He got up and went to the bathroom himself. Over the sound of his stream hitting the water, I heard him say, "Why should I want to get away from Kerry. One of the reasons I moved down here was because she was living here. And when have I ever asked you for money?"
"You haven't. It's what I want to do. I want us to be equals, sharing everything equally."
He stood leaning against the doorway of the bathroom. "It's stupid.
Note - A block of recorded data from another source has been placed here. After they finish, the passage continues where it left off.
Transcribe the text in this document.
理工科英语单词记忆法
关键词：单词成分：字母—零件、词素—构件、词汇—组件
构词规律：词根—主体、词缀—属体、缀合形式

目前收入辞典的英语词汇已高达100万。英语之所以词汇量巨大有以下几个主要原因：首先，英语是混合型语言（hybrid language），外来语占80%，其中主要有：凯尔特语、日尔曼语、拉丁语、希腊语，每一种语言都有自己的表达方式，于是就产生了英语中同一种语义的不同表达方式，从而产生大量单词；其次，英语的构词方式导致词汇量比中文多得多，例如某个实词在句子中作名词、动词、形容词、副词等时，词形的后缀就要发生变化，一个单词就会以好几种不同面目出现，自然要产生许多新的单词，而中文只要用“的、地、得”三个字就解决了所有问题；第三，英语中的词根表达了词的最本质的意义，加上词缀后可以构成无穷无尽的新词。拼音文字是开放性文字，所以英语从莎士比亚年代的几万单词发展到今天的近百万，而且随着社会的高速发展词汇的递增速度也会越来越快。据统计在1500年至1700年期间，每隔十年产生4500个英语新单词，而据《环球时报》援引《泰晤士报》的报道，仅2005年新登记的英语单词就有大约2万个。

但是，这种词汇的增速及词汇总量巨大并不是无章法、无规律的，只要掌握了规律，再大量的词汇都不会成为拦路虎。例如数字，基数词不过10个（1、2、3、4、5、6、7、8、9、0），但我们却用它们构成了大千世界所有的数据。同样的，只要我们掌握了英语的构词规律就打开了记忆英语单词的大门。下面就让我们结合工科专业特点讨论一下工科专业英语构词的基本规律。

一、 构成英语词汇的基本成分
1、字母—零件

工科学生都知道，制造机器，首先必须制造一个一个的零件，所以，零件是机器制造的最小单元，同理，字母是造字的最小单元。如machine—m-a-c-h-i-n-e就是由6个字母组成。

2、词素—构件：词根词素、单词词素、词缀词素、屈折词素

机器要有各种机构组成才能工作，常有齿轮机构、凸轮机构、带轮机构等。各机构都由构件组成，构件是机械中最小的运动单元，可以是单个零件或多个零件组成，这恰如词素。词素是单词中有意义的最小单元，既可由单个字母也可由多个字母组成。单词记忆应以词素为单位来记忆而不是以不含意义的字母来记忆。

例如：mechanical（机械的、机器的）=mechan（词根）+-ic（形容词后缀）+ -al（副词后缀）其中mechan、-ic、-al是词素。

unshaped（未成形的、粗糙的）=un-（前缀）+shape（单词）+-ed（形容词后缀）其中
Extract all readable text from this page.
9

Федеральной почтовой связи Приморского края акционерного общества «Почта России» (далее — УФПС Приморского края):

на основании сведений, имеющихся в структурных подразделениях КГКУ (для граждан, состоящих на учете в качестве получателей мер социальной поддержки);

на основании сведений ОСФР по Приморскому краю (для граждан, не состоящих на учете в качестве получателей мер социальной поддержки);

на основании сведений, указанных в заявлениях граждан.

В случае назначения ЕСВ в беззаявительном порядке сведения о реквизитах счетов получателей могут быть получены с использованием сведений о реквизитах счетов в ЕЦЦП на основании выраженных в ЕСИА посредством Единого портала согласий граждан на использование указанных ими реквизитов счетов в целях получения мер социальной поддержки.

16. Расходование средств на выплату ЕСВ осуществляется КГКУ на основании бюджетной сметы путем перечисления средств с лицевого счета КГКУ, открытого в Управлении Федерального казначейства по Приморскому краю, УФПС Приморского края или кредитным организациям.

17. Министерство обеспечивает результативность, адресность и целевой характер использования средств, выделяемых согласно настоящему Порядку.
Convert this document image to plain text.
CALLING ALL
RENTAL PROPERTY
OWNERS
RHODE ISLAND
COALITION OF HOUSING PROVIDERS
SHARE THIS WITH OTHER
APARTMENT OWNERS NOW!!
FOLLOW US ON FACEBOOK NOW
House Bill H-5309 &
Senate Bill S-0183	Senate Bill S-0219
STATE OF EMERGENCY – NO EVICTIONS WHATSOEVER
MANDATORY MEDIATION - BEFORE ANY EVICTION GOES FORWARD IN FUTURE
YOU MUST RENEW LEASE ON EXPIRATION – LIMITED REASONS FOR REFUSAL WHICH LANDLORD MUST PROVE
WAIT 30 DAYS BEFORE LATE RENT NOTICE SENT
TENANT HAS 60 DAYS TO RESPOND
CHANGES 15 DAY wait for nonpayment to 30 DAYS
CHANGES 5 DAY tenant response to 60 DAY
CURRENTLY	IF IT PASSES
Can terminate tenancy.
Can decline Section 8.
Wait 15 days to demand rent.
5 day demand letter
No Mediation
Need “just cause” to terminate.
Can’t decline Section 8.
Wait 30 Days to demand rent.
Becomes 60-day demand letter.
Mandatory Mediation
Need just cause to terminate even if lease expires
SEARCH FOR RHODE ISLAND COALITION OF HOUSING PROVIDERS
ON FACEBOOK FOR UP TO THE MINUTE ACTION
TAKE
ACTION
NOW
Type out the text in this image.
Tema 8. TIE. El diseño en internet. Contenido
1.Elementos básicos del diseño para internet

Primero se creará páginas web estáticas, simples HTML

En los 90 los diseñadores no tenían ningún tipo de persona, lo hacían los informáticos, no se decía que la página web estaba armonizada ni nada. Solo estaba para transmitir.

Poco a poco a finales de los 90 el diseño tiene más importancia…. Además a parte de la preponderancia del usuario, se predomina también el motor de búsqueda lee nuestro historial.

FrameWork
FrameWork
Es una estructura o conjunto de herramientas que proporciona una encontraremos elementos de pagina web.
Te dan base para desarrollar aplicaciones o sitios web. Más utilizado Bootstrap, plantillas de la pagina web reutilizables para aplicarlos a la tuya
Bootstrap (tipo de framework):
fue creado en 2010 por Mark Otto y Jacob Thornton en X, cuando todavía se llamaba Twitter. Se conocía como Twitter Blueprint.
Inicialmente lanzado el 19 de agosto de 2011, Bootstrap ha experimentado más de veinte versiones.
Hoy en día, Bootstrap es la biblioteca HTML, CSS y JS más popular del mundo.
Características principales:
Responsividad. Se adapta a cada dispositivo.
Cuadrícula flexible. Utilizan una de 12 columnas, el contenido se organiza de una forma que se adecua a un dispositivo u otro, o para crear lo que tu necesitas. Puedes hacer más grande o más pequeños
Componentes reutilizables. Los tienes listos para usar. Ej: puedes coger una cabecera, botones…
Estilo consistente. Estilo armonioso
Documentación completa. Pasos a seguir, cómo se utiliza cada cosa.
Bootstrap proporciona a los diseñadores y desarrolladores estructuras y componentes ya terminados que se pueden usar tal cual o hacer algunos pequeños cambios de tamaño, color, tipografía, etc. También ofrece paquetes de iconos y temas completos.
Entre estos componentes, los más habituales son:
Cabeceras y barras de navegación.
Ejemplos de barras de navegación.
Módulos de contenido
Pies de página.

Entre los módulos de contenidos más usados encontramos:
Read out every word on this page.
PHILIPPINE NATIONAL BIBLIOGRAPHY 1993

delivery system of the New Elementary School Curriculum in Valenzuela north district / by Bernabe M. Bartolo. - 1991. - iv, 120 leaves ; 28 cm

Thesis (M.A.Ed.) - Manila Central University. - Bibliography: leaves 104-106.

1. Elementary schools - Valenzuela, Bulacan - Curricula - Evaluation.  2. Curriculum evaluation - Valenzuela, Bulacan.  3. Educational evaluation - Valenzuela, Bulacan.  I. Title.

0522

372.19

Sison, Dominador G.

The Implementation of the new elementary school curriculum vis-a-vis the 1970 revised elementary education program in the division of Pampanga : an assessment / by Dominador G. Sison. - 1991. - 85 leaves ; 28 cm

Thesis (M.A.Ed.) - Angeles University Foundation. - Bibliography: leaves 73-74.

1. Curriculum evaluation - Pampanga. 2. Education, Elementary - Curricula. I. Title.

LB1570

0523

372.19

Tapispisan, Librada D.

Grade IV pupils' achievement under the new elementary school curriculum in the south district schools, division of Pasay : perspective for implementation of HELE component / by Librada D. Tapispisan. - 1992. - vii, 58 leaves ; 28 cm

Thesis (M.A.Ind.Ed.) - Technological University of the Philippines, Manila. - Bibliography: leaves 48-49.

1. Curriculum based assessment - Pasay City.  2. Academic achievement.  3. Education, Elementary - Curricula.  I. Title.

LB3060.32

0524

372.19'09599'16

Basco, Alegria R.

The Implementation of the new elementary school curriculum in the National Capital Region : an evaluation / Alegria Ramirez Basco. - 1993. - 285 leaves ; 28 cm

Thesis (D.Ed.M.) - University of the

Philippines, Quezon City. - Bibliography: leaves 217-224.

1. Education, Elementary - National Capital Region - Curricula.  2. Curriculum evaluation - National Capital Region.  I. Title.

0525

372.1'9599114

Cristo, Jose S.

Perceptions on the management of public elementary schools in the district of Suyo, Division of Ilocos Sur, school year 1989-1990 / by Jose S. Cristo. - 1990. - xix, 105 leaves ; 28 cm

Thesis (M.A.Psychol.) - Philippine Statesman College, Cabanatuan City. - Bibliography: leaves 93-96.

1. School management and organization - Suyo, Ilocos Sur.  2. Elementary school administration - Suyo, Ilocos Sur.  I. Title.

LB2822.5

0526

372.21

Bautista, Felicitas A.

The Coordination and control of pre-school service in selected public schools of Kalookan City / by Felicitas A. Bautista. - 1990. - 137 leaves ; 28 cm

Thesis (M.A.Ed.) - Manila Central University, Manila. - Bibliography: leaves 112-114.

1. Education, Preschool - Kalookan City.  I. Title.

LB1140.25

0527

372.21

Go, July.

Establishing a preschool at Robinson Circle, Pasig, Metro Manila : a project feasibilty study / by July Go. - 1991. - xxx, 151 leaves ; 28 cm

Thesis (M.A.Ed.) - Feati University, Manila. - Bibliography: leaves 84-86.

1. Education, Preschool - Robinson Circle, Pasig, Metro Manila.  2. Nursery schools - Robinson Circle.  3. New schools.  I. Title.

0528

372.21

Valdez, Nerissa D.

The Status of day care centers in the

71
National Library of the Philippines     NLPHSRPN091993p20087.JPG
I have a studio downstairs. When I want to work, I just go downstairs. You stay up here and sleep and I go downstairs. Works out for both of us."
"Except it's your place, not ours."
"Actually, it's Kerry and Joe's place. It's not like I'm paying rent."
"Same difference"
I noticed that he wasn't coming back to bed. There was literally a distance between us. "So what the fuck is this really about? Are you feeling insecure about something? This is working fine. When we get on each other's nerves, we just go to our corners for a while. It's perfect the way it is."
I got up and went to sit on the edge of the bed. "You want to know what it's about? Last week I slept with other people. I didn't do it because of money or because I have a contract, I did it because I wanted to, because it was fun. That's poison for a relationship. I want to be committed to you and I want you to be committed to me. I want us to draw a line that says we're together, we're a couple."
He walked over from the doorway to where I was sitting and kissed me. "We are together and we are a couple. You're being an insecure little shit. It's like you want us to be straight. We're in love so we get married. Tough shit cause it's not going to happen. It's against the law."
"You see, that's where you're wrong," I said, standing up. "Even if we could, I wouldn't. And not because I don't love you. I'm through with being pseudo-straight. I don't feel like anybody should have to ask permission for who they love."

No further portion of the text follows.